Et ceux qui apprennent. Il est des métiers où l’on ne peut pas s’exercer : on ne répète pas une opération à cœur ouvert sur un patient, on ne fait pas ses gammes sur le cœur d’un réacteur, on n’apprend pas le geste juste là où le rater coûte une vie. Pendant des siècles, la transmission y a obéi à une règle cruelle — voir beaucoup, faire peu, et tard. Demain, cette règle tombe. Le chirurgien aura répété l’intervention entière sur le jumeau virtuel du cœur qu’il s’apprête à ouvrir — votre cœur, avec votre anomalie, avant la première incision. L’opérateur du réacteur aura conduit mille fois son installation, déclenché toutes les alarmes, traversé tous les incidents, sans qu’aucune n’ait jamais été réelle. Le technicien aura posé ses mains sur l’avion, répété chaque geste de la réparation, et prouvé qu’il saurait faire — avant qu’un seul boulon ne soit tourné. La théorie ne précède plus la pratique : elle s’y fond. Et au coude de chaque apprenant se tient désormais un compagnon qui ne dort jamais, qui connaît la règle de l’art et la rappelle au bon moment — un maître que l’on n’a plus à attendre des années pour mériter. Ce qui s’acquérait en une carrière s’acquiert en une saison ; et l’expérience, autrefois rare et chèrement payée, devient quelque chose que l’on peut donner à tous, d’emblée, sans risque.

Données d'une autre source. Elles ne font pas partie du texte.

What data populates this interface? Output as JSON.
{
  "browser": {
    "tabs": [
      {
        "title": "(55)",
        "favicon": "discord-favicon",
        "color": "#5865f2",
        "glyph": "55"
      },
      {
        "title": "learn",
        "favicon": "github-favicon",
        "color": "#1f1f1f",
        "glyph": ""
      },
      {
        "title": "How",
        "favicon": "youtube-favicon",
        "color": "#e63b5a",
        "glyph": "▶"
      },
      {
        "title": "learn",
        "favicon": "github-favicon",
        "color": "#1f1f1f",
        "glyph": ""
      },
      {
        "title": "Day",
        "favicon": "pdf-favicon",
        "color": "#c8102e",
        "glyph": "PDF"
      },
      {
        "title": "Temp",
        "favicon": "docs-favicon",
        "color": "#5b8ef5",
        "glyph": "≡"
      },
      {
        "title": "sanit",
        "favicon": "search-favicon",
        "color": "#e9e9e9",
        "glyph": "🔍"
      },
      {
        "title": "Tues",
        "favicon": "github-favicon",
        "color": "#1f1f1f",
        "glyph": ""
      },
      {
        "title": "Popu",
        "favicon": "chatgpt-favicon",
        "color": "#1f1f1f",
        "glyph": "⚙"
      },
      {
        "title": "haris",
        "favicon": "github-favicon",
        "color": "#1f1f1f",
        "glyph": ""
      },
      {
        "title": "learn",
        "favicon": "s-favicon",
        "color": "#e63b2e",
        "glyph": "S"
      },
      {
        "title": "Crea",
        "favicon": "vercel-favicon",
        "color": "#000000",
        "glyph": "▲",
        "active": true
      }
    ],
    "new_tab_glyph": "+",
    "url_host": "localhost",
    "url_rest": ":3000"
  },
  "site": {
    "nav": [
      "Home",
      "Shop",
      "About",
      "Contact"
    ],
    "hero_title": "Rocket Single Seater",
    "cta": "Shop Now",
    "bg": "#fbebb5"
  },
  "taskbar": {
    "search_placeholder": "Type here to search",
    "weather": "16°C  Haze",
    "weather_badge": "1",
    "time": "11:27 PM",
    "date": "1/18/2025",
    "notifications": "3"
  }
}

Au-delà. Un habitat lunaire où des humains auront vécu mille jours en virtuel avant que le premier n’y passe une seule nuit. Et Mars — non plus comme un rêve, mais comme un problème d’ingénierie : résolu là où l’échec ne coûte rien, pour n’être tenté que là où il coûterait tout. Ce qui était hier le décor de nos fictions devient une suite de plans validés, un à un.
Et sous tout cela, la plus discrète des promesses : les machines absorbent les tâtonnements — lents, coûteux, parfois mortels — et rendent aux humains la seule matière première dont l’avenir soit vraiment fait : la liberté d’imaginer. Rien de tout cela n’est de la science-fiction. C’est l’histoire que Dassault Systèmes écrit depuis 1981. Les Industry World Models sont simplement ce qui permet, désormais, de l’écrire à la vitesse du monde qui en a besoin.

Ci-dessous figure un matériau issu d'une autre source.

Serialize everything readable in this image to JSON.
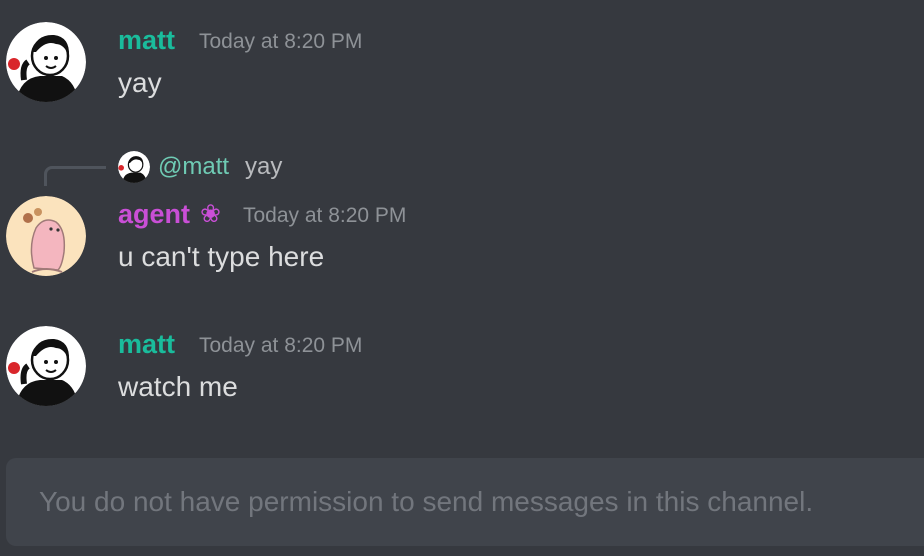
{
  "colors": {
    "background": "#36393f",
    "matt": "#1abc9c",
    "agent": "#c94fd6",
    "mention": "#6fcbb4",
    "timestamp": "#8e9297",
    "text": "#dcddde",
    "composer_bg": "#40444b",
    "composer_text": "#72767d"
  },
  "messages": [
    {
      "username": "matt",
      "timestamp": "Today at 8:20 PM",
      "content": "yay",
      "avatar": "avatar-matt"
    },
    {
      "reply": {
        "mention": "@matt",
        "text": "yay",
        "avatar": "avatar-matt"
      },
      "username": "agent",
      "badge": "❀",
      "timestamp": "Today at 8:20 PM",
      "content": "u can't type here",
      "avatar": "avatar-agent"
    },
    {
      "username": "matt",
      "timestamp": "Today at 8:20 PM",
      "content": "watch me",
      "avatar": "avatar-matt"
    }
  ],
  "composer": {
    "placeholder": "You do not have permission to send messages in this channel."
  }
}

Et nos usines, demain. Imaginez un pays décidé à rebâtir ce qu’il avait laissé partir. En une génération, son industrie avait fondu de près de moitié ; ses voisins en gardaient le double. Ce ne sont pas quelques ateliers qu’il faut faire renaître, mais des centaines d’usines en une décennie. Hier, chacune était un pari à des centaines de millions, joué une seule fois, sans droit à l’erreur : un site mal placé, une ligne mal pensée, et c’étaient des années et des emplois engloutis. Demain, plus une seule usine ne sortira de terre sans avoir déjà vécu mille vies dans le monde virtuel. On l’y dressera tout entière, on en fera tourner la chaîne complète, et des compagnons spécialisés exploreront en une nuit dix mille agencements pour ne garder que celui qui produit juste — du premier coup. On ne relocalisera plus à l’aveugle : on visera juste. Et comme ce savoir restera souverain, gardé chez soi et jamais cédé, ce sera une reconquête qui n’échangera pas une dépendance contre une autre. Le vieux rêve d’une nation qui refait ses usines cesse alors d’être une incantation : il devient un plan, déjà validé avant d’être bâti.
Dassault Systèmes vit selon la même ambition depuis le début : montrez qu’un rêve est possible, et vous donnez aux gens l’envie de le créer. Depuis quarante ans, cette entreprise transforme l’avenir dont vous rêvez en passé que vous tenez pour acquis. Elle est sur le point de recommencer. Et cette fois, l’avenir est plus vaste qu’aucun de nous n’a encore osé l’imaginer.
Ils ne prédisent pas l’avenir. Ils le prouvent… puis ils le construisent avec vous.